Claude Durand était écrivain, et ce n’est même pas faute de succès qu’il a renoncé pendant trente ans à cette activité-là, pour ne la reprendre publiquement que tout à fait sur le tard, après avoir quitté la direction des éditions Fayard. On peut trouver singulier qu’un homme de cette trempe, animé comme il l’était d’une haute idée de lui-même, et nullement disposé à l’auto-effacement, ait pu consacrer le plus clair de sa vie à la gloire des autres, et d’abord à leur liberté d’expression, à leur influence, à l’existence et à la portée de leurs écrits. Les réponses ont nom Garcia Marquez, Ismaïl Kadaré, Michel Houellebecq et bien d’autres, mais avant tout Soljénitsyne, il me semble, qui aura été la grande affaire de son existence. À travers lui, à travers eux deux, et au prix du long silence de l’écrivain en Claude Durand, la face du monde et le destin de millions d’hommes ont été changés. Cela valait peut-être la peine de se taire longtemps, après La Nuit zoologique (prix Médicis 1979).

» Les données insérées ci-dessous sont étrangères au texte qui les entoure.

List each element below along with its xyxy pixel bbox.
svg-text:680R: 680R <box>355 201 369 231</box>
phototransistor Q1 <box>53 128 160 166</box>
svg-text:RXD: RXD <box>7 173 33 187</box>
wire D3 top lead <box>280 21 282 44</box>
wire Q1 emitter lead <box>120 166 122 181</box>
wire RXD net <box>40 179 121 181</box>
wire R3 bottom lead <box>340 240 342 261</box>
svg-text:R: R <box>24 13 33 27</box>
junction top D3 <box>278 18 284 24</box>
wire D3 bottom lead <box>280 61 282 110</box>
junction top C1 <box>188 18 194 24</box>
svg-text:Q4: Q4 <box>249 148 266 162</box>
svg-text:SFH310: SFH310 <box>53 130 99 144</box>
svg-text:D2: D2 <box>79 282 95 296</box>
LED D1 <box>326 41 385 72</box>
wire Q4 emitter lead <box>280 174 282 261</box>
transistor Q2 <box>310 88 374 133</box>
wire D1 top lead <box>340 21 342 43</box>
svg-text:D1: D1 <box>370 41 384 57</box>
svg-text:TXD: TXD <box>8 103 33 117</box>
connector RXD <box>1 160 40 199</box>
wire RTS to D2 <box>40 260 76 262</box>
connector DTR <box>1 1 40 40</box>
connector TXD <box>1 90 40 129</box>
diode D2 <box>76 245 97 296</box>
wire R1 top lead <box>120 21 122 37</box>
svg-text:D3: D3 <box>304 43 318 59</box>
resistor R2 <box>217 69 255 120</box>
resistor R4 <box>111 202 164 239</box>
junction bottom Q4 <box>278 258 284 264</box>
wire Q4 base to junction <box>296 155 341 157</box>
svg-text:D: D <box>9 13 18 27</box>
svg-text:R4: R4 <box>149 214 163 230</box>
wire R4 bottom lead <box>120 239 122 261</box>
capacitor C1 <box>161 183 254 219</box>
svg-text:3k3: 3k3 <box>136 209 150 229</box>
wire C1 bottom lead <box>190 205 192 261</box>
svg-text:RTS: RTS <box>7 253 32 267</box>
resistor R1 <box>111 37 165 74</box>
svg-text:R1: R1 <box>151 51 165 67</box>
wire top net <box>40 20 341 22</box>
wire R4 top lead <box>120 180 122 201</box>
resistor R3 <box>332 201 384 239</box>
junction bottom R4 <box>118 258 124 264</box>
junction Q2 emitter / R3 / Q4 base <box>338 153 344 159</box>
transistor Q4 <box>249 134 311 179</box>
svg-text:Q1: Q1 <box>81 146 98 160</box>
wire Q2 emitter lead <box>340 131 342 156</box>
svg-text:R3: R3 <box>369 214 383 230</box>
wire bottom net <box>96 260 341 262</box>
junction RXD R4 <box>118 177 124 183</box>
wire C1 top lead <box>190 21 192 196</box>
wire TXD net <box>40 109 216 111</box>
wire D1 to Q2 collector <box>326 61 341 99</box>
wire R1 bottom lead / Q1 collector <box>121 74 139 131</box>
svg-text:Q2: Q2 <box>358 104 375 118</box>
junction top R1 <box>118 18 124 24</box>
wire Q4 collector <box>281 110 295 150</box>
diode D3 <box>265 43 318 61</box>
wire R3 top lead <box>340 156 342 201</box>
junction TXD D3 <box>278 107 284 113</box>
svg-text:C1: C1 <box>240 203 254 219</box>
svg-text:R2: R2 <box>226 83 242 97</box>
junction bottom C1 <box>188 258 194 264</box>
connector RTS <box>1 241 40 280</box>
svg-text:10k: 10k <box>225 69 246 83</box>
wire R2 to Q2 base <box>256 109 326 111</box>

Pour ma part j’ai trouvé en Durand un hôte éditorial généreux, quand déjà on ne voulait plus, ailleurs, de mon journal : un défenseur, un soutien loyal et pourtant détaché dans tous les combats qui s’en sont suivis. Aussi longtemps qu’il a dirigé Fayard et qu’il y a eu grande influence, j’ai disposé là d’asile et protection. Et je ne lui ai valu en retour, bien entendu, que des insultes et des embêtements. Chaque fois qu’il y avait de lui un “portrait” dans la presse, j’étais toujours l’ombre au tableau. Et j’imagine que je vais l’être encore, maintenant que les portraits seront posthumes. À présent qu’il est ombre lui-même, le moins que je puisse faire est de lui exprimer ici ma reconnaissance, mes regrets, mon admiration, mon amitié et mon respect.